Mauvais temps pour les paroles : musiciens et créateurs face à une nouvelle attaque sur leurs revenus. La responsable est l’Intelligence Artificielle

Temps difficiles pour les artistes : musiciens et créateurs font face à une nouvelle érosion de leurs revenus. La responsable est l'intelligence artificielle

Un rapport récent met en lumière un avenir inquiétant pour le secteur culturel, où les géants de l’IA pourraient générer des milliards, tandis que les créateurs souffriraient de pertes colossales. Face à cette réalité, le besoin de régulation devient impératif pour protéger les droits des artistes et assurer leur viabilité sur un marché en pleine mutation.

Un rapport prédit des revenus millénaire pour les entreprises d’IA pendant que les créateurs perdront plus de 4 milliards de dollars dans chaque secteur

Temps difficiles pour les artistes : musiciens et créateurs font face à une nouvelle érosion de leurs revenus. La responsable est l'intelligence artificielle
L’IA menace fortement les revenus du secteur culturel

La révolution de l’intelligence artificielle menace de transformer radicalement l’industrie culturelle telle que nous la connaissons. Un nouveau rapport de Cisac, l’organisation mondiale qui regroupe les principales entités de gestion des droits d’auteur, révèle un avenir préoccupant pour les créateurs. Cette étude, la première à analyser l’impact économique de l’IA générative sur les arts, projette des pertes significatives si son développement n’est pas régulé.

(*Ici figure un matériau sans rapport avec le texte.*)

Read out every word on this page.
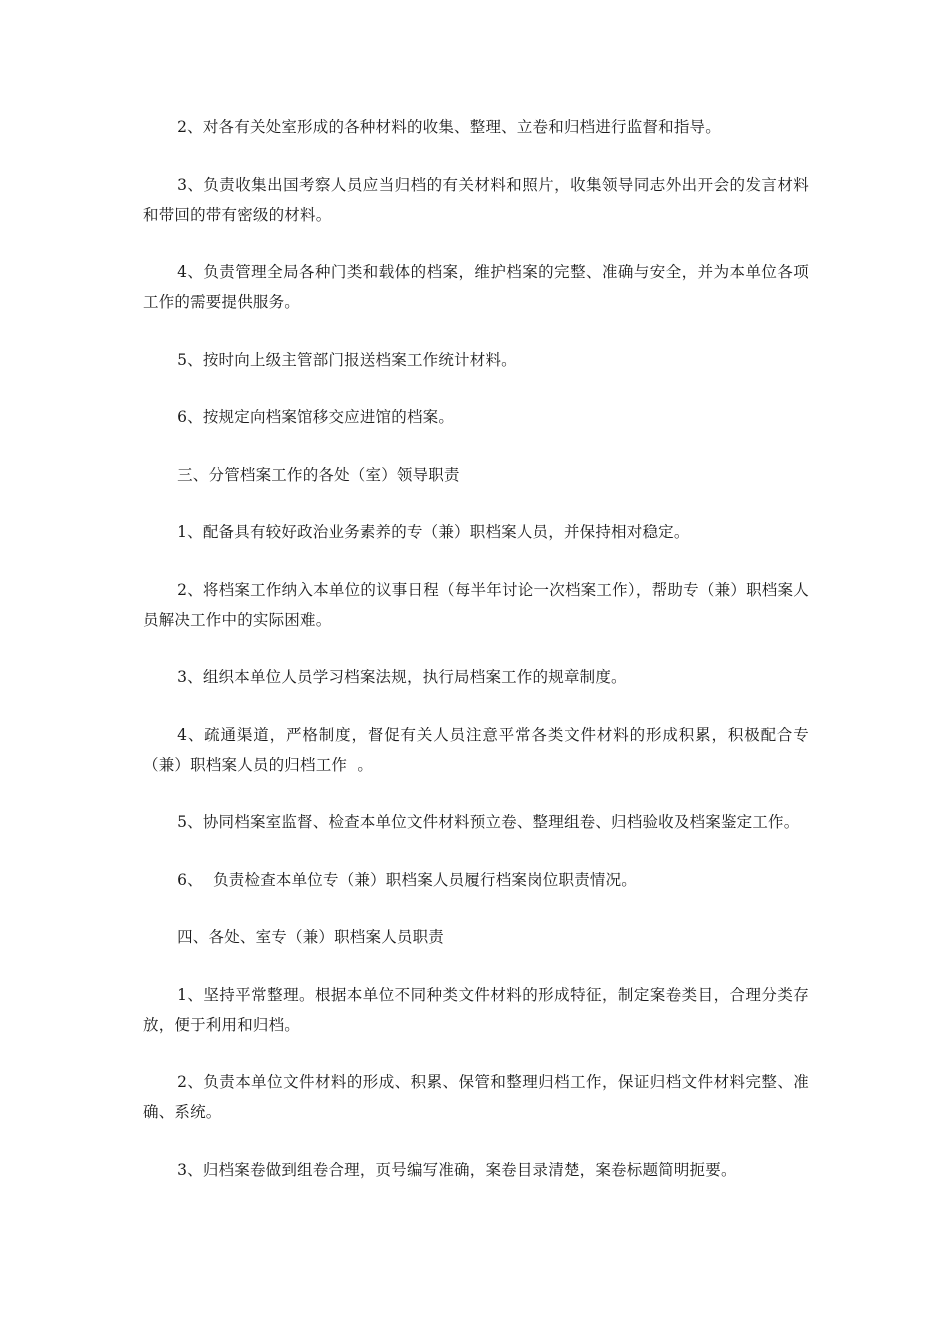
2、对各有关处室形成的各种材料的收集、整理、立卷和归档进行监督和指导。

3、负责收集出国考察人员应当归档的有关材料和照片，收集领导同志外出开会的发言材料和带回的带有密级的材料。

4、负责管理全局各种门类和载体的档案，维护档案的完整、准确与安全，并为本单位各项工作的需要提供服务。

5、按时向上级主管部门报送档案工作统计材料。

6、按规定向档案馆移交应进馆的档案。

三、分管档案工作的各处（室）领导职责

1、配备具有较好政治业务素养的专（兼）职档案人员，并保持相对稳定。

2、将档案工作纳入本单位的议事日程（每半年讨论一次档案工作），帮助专（兼）职档案人员解决工作中的实际困难。

3、组织本单位人员学习档案法规，执行局档案工作的规章制度。

4、疏通渠道，严格制度，督促有关人员注意平常各类文件材料的形成积累，积极配合专（兼）职档案人员的归档工作  。

5、协同档案室监督、检查本单位文件材料预立卷、整理组卷、归档验收及档案鉴定工作。

6、  负责检查本单位专（兼）职档案人员履行档案岗位职责情况。

四、各处、室专（兼）职档案人员职责

1、坚持平常整理。根据本单位不同种类文件材料的形成特征，制定案卷类目，合理分类存放，便于利用和归档。

2、负责本单位文件材料的形成、积累、保管和整理归档工作，保证归档文件材料完整、准确、系统。

3、归档案卷做到组卷合理，页号编写准确，案卷目录清楚，案卷标题简明扼要。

Le document, rédigé par le cabinet PMP Strategy après avoir interviewé plus de 50 experts du secteur (et publié par le journal El País), anticipe que la musique et le contenu audiovisuel générés par IA atteindront des revenus de 16 000 et 48 000 millions de dollars respectivement d’ici 2028. Cette explosion technologique menace directement les revenus des artistes, qui pourraient voir leurs gains réduire de plus de 4 milliards dans chaque secteur.

L’avancée inexorable de l’IA dans la création artistique

La rapidité d’évolution de ces technologies est incroyable. Des outils comme Suno AI permettent déjà de générer de la musique sur n’importe quel thème en quelques secondes, tandis que le secteur fait face à une transformation sans précédent. Les scénarios les plus probables incluent la substitution de la musique de fond dans les espaces publics, des bandes sonores et du contenu pour les réseaux sociaux par des créations artificielles. Le futur s’annonce préoccupant pour une industrie qui, déjà, lutte depuis des années pour retrouver ce qu’elle était.

Cette révolution technologique n’affecte pas seulement la culture. Le Fonds monétaire international avertit que l’IA modifiera 60 % des emplois actuels, et le secteur créatif n’échappe pas à cette tendance. L’industrie culturelle est à un moment critique qui nécessite une régulation efficace pour protéger les droits d’auteur.

Les experts en IA sont clairs concernant leur capacité à remplacer les travaux humains, et le rapport de Cisac le confirme avec des données précises. Les doubleurs et traducteurs seront les premiers touchés, suivis par une automatisation progressive dans la production de contenu audiovisuel à bas budget et d’animation.

L’Union européenne a déjà fait le premier pas avec sa réglementation pionnière sur l’IA, qui inclut des protections spécifiques pour la propriété intellectuelle. La France prend également des mesures préventives, avec le ministère de la Culture s’engageant à ne pas récompenser les œuvres créées intégralement par l’IA. Cependant, l’investissement privé dans l’IA générative a atteint des niveaux record en 2023, indiquant que cette transformation est inévitable.

La SGAE alerte sur la gravité de la situation si le travail des auteurs n’est pas correctement protégé. Le défi actuel ne consiste pas à freiner l’IA, mais à trouver un équilibre qui permette de profiter de ses avantages tout en préservant les droits et la subsistance des créateurs humains.